The primary use case as mentioned is for some form of container with typed field selection that can be easily constructed by macros. E.g. parsing some schema into a data structure, or dataframe-like APIs - macros are not allowed to generate classes where the API is not already defined e.g. in a trait. However they would be able to construct named tuples. Other libraries already exist to do a similar thing with structural types, but these are not integrated as well with the compiler, and need to reinvent the wheel to be flexible.

dejvid · December 7, 2023, 5:29pm

I think we should stick to case classes. As Nabil said we do not need a third way to construct product types. Any decent code will use case classes. If someone is too lazy to define it let him deal with _1, and _2 I think Scala needs to work on tooling more than named tuples. I don’t see the benefits.

dejvid · December 7, 2023, 5:33pm

AMatveev:

/I need fast iteration over 1 000 000 rows with zero copy
stream[(a:String,b:Int,...,z:Int)]("""
select a,b,c ..., z from very_large_table
""").foreach{row =>
 println(s"""I am happy to get value from iterator without data copy, 
   I just can get it by ${row.a()}""")
}

And please do not tell me that I can live without it, I

this can be done with a macro and STRUCTURAL TYPES from the library that does the stream function. why complicate the language. We have all the tools available.
stream(stream"“”
select a,b,c …, z from very_large_table
“”“).foreach{ row =>
println(s”${row.a()}")
}

So yes I can say you can live without them.

SethTisue · December 7, 2023, 10:48pm

2 posts were split to a new topic: Tooling support

AMatveev · December 7, 2023, 8:52pm

If I am not missing something, It can not be done without disadvantages.

SethTisue · December 8, 2023, 3:45pm

2 posts were merged into an existing topic: Tooling support

arturopala · December 8, 2023, 1:37pm

I see a massive benefit in having a lightweight way to define intermediary record-like types without paying the cost of a class at each step. It isn’t about being a lazy programmer but about the performance and readability.
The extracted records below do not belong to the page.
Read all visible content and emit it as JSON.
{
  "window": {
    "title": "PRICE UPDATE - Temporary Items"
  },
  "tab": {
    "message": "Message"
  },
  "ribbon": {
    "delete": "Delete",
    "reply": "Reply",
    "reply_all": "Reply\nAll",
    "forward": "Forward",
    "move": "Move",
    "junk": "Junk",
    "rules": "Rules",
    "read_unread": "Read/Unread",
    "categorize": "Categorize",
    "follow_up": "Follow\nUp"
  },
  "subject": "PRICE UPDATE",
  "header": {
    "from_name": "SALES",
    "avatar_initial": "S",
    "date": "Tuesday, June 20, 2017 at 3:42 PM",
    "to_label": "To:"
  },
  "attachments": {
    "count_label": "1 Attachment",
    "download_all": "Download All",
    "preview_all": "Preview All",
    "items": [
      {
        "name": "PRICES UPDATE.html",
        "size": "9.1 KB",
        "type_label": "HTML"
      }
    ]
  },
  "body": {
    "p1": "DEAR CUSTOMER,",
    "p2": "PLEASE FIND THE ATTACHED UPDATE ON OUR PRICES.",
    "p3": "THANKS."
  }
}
Consider the following code:

type NameWithAge = (name: String, age: Int)
def collectNameWithAge: Seq[NameWithAge] = ???

def format(record: NameWithAge): String = s"${record.name} is ${record.age} old"

val report = collectNameWithAge.map(format).mkString("\n")

IMHO it is much cleaner than the alternatives, and more performant at runtime than the case class.

bishabosha · December 8, 2023, 2:00pm

to be clear tuples are syntax sugar for a case class, so this example I am not sure shows the benefit of performance you claim - perhaps if you do a bunch of conversions that actually end up casting the named tuple, rather than allocating a new case class with a different name (but same fields) this would make more sense

Ichoran · December 8, 2023, 2:05pm

arturopala:

Consider the following code:
type NameWithAge = (name: String, age: Int)
def collectNameWithAge: Seq[NameWithAge] = ???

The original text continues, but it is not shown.